Toutefois, l’ensemble eût sans doute été plus réussi si le choix d’opter pour une esthétique burlesque avait été assumé jusqu’au bout. Au lieu de cela, le metteur en scène Frédéric Bélanger — à qui l’on doit également l’adaptation du roman — a choisi de superposer les scènes grotesques à des épisodes larmoyants, pathétiques et sentimentaux sans leur apposer le moindre vernis ironique ; raison pour laquelle il m’a semblé que cette adaptation édulcorée ressemblait somme toute à une version pour enfants des Trois mousquetaires.
Et pourtant, je n’ignore pas que le triomphe du théâtre romantique précédait déjà de plus d’une décennie la parution des Trois mousquetaires en feuilleton (mars-juillet 1844), et que ce roman a très certainement été influencé par l’esthétique « du grotesque et du sublime » qu’exposa Hugo dans la préface à Cromwell (1827). C’est pourquoi, en un sens, il n’est pas faux de déclarer qu’une telle adaptation était effectivement « fidèle à l’œuvre », car elle s’inscrit très certainement dans cette lignée issue des comédies larmoyantes que défendait déjà Diderot au siècle précédent. Et malgré tout, comment se fait-il que je n’ai pas pu m’empêcher de voir Mickey, Donald et Dingo dans leur version d’Athos, Portos et Aramis ? Serait-ce parce que l’on peut véritablement considérer que la version animée de Disney constitue elle aussi une adaptation « fidèle » de l’œuvre de Dumas ?

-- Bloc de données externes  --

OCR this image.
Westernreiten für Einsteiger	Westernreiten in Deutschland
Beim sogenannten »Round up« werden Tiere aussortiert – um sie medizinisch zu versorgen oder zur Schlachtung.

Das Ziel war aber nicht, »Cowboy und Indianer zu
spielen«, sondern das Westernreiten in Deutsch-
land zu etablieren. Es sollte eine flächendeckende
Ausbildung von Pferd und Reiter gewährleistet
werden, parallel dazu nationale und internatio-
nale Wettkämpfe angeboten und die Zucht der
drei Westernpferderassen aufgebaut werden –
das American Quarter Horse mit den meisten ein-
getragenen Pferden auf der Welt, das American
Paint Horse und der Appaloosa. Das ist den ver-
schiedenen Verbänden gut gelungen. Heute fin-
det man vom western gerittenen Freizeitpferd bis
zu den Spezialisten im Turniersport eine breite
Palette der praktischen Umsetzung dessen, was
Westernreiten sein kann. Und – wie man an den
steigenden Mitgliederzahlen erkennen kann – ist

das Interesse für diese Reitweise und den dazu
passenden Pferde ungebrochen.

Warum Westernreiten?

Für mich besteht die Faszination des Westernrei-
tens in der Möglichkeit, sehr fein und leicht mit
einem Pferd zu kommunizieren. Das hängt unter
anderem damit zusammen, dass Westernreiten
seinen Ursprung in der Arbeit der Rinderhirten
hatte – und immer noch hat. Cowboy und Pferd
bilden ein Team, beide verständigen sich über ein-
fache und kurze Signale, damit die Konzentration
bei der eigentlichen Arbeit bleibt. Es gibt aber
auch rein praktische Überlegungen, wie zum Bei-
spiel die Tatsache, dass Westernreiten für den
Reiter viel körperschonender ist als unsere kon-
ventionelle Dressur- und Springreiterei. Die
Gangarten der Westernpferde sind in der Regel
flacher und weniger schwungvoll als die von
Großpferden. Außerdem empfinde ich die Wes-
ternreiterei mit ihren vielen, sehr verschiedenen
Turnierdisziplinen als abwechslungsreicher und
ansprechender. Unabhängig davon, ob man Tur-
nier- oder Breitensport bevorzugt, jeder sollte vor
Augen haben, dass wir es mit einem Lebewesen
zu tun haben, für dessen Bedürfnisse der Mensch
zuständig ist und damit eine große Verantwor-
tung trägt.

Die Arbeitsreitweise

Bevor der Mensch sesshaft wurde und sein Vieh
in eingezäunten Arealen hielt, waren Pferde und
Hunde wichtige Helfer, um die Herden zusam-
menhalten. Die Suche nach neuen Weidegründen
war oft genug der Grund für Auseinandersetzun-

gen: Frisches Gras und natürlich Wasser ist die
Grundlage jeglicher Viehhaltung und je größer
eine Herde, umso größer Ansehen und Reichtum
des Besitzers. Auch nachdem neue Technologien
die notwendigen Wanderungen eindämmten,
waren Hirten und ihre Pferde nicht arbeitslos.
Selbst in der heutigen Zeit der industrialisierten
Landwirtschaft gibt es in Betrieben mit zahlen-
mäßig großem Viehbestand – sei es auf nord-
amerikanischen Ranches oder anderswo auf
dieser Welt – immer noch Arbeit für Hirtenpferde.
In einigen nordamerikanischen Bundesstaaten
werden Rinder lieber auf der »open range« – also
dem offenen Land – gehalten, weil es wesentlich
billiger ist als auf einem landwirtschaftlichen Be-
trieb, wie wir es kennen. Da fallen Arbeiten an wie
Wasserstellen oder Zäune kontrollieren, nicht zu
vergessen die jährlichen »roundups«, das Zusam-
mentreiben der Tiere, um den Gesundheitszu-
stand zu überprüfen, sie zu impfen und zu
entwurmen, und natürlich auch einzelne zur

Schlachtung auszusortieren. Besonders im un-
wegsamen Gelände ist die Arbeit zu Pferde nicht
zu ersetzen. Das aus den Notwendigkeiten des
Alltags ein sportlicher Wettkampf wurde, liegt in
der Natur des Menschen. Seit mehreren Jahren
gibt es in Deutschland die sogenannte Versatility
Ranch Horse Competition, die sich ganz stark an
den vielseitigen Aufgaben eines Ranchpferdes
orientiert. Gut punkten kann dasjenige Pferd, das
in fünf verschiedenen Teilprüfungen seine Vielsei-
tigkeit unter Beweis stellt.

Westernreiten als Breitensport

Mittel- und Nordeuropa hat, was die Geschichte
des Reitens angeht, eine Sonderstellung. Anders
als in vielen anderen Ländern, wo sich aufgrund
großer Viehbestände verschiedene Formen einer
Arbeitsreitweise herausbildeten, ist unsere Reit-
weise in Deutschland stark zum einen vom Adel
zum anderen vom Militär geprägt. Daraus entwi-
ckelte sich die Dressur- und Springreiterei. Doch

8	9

Je crois que ce qui rapproche le plus la version Disney de celle de Bélanger, c’est la forte impression d’un « nivellement vers le bas » qui se produit dans un cas comme dans l’autre. En effet, bien que le metteur en scène ait déclaré avoir représenté des scènes comme celle de la mort de Constance Bonacieux pour ne pas « embellir les événements », on ne peut s’empêcher de remarquer qu’il fait de cette dernière l’unique maîtresse de d’Artagnan, oubliant de ce fait que le personnage de Dumas ne vivait guère selon les idéaux chevaleresques au point de refuser de coucher avec plusieurs femmes. De tels choix nous invitent à penser que la lecture de l’ouvrage a sans doute été effectuée au premier degré, et à déplorer ce fait, qui n’est pourtant pas étonnant lorsqu’on sait que le public s’est levé pour acclamer Dumas dans sa version Disneyisée. Comme quoi on n’est pas prêts de sortir de la gare.